In 2044, will we be eating or drinking information?

computer interface future
Image credit | Motortion

In the last Friday Futures of 2019, we posted a TED video of Nicholas Negroponte, the founder of the MIT Labs. His passion has always been how humans and computers interact. The video shows many of his predictions over the years – and many of his quirkier hair styles. Some of his predictions have come true, some have been a little wide of the mark.

One that is a very current topic is wearable technology. Back in 2007, he was working with people who were bolting together weird looking glasses and figuring out how to use them as a computer interface.

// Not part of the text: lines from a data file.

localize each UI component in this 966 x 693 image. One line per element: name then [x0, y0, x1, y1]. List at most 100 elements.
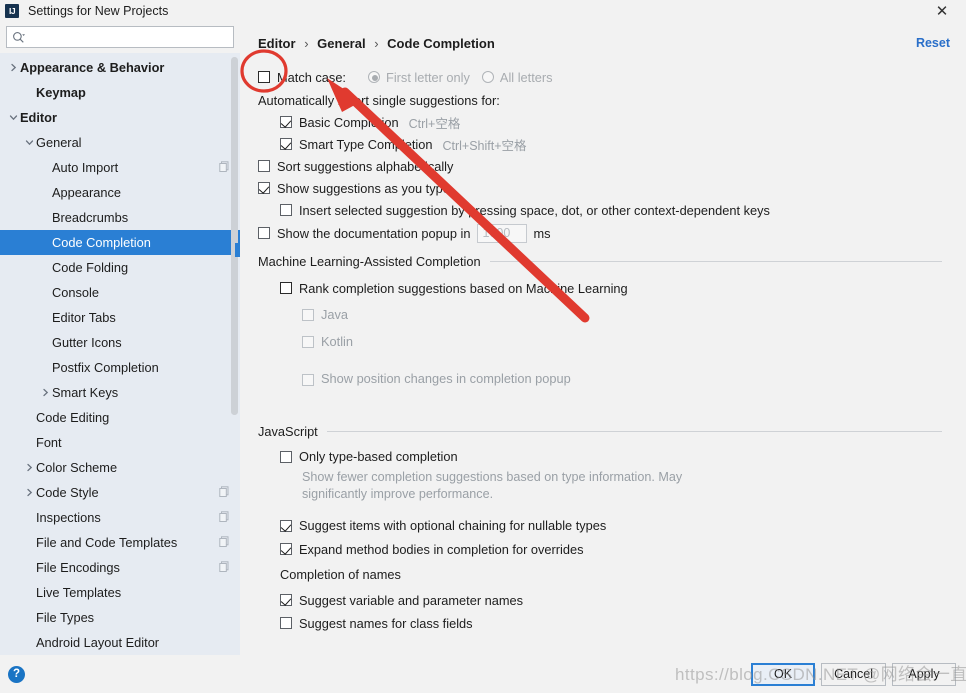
show-suggestions-checkbox[interactable]	[258, 182, 270, 194]
sidebar-item-label: File Encodings	[36, 560, 120, 575]
sidebar-item-android-layout-editor[interactable]: Android Layout Editor	[0, 630, 240, 655]
optional-chaining-row: Suggest items with optional chaining for…	[258, 513, 948, 538]
ml-java-label: Java	[321, 307, 349, 322]
breadcrumb-editor[interactable]: Editor	[258, 36, 296, 51]
window-title: Settings for New Projects	[28, 4, 169, 18]
sidebar-item-label: File and Code Templates	[36, 535, 178, 550]
ml-kotlin-row: Kotlin	[258, 328, 948, 355]
sidebar-scrollbar[interactable]	[231, 57, 238, 415]
search-input[interactable]	[28, 29, 228, 45]
copy-settings-icon[interactable]	[219, 560, 230, 575]
copy-settings-icon[interactable]	[219, 535, 230, 550]
sidebar-item-live-templates[interactable]: Live Templates	[0, 580, 240, 605]
only-type-based-label: Only type-based completion	[299, 449, 458, 464]
optional-chaining-label: Suggest items with optional chaining for…	[299, 518, 607, 533]
chevron-right-icon[interactable]	[6, 63, 20, 72]
smart-type-completion-shortcut: Ctrl+Shift+空格	[442, 138, 527, 153]
first-letter-only-radio[interactable]	[368, 71, 380, 83]
basic-completion-row: Basic Completion Ctrl+空格	[258, 111, 948, 133]
sidebar-item-file-and-code-templates[interactable]: File and Code Templates	[0, 530, 240, 555]
sidebar-item-code-editing[interactable]: Code Editing	[0, 405, 240, 430]
ml-java-checkbox	[302, 308, 314, 321]
sidebar-item-font[interactable]: Font	[0, 430, 240, 455]
smart-type-completion-label: Smart Type Completion	[299, 136, 433, 152]
copy-settings-icon[interactable]	[219, 510, 230, 525]
chevron-down-icon[interactable]	[22, 138, 36, 147]
sidebar-item-label: Smart Keys	[52, 385, 119, 400]
insert-selected-suggestion-row: Insert selected suggestion by pressing s…	[258, 199, 948, 221]
sidebar-item-code-style[interactable]: Code Style	[0, 480, 240, 505]
completion-of-names-label: Completion of names	[280, 566, 401, 582]
copy-settings-icon[interactable]	[219, 160, 230, 175]
help-icon[interactable]: ?	[8, 665, 25, 683]
sidebar-item-editor[interactable]: Editor	[0, 105, 240, 130]
match-case-row: Match case: First letter only All letter…	[258, 65, 948, 89]
ok-button[interactable]: OK	[751, 662, 816, 686]
ml-position-changes-checkbox	[302, 374, 314, 386]
sidebar-item-label: Auto Import	[52, 160, 119, 175]
sidebar-item-smart-keys[interactable]: Smart Keys	[0, 380, 240, 405]
sidebar-item-keymap[interactable]: Keymap	[0, 80, 240, 105]
rank-completion-label: Rank completion suggestions based on Mac…	[299, 280, 628, 296]
sidebar-item-code-completion[interactable]: Code Completion	[0, 230, 240, 255]
suggest-class-field-names-label: Suggest names for class fields	[299, 615, 473, 631]
search-box[interactable]	[6, 26, 234, 48]
breadcrumb-separator-2: ›	[374, 36, 379, 51]
auto-insert-header: Automatically insert single suggestions …	[258, 92, 500, 108]
close-icon[interactable]: ✕	[930, 1, 954, 21]
insert-selected-suggestion-checkbox[interactable]	[280, 204, 292, 216]
sidebar-item-label: Code Editing	[36, 410, 110, 425]
search-area	[0, 22, 240, 53]
title-bar: IJ Settings for New Projects ✕	[0, 0, 966, 22]
sidebar-item-appearance[interactable]: Appearance	[0, 180, 240, 205]
chevron-right-icon[interactable]	[38, 388, 52, 397]
match-case-checkbox[interactable]	[258, 71, 270, 83]
suggest-variable-names-checkbox[interactable]	[280, 594, 292, 606]
suggest-class-field-names-checkbox[interactable]	[280, 617, 292, 629]
sidebar-item-postfix-completion[interactable]: Postfix Completion	[0, 355, 240, 380]
apply-button[interactable]: Apply	[892, 662, 956, 686]
sidebar-item-label: General	[36, 135, 82, 150]
all-letters-radio[interactable]	[481, 71, 494, 83]
sidebar-item-inspections[interactable]: Inspections	[0, 505, 240, 530]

Some time later, Google launched Glass and how we laughed. We imagined combining Google Glass with money transfer techniques, location sharing apps and who knows what. And we ended up describing a bunch of extremely strange people blinking and winking their way down the street, bumping into things and generally looking absurd.

Then Google Glass disappeared, only to resurface as an enterprise application.

Negroponte was asked at the end of the talk at TED for his current predictions (it was 2014 at the time).

He said he believed that in 30 years’ time we would be ingesting information. We will be able to take a pill and we would be able to speak English (other languages are available). He believes that the information would be absorbed by the bloodstream and enter the brain that way.

Since then, others have had similarly insane (or futuristic) ideas about how humans and computers will interact. Elon Musk’s Neuralink is the obvious one.

One thing they all agree on is that fingers and keyboards are becoming ridiculously inefficient as the interface. As the amount and depth of information increases at ever greater rates, it seems right that we need an interface that can keep up.

Whether that interface is in the form of a pill, a drink or a neuralink of some kind, we will have to wait and see. It is, however, fun – and useful – to look a long way ahead when we are returning to a normal schedule involving emails and texts and tweets.

While we address the issues of 2020 and we set about making social media social again and making the internet great again and watching Presidential elections and wishing there was a paint drying channel, we should get into a habit of looking up and ahead.

And wondering what might be in store. And how to make it good.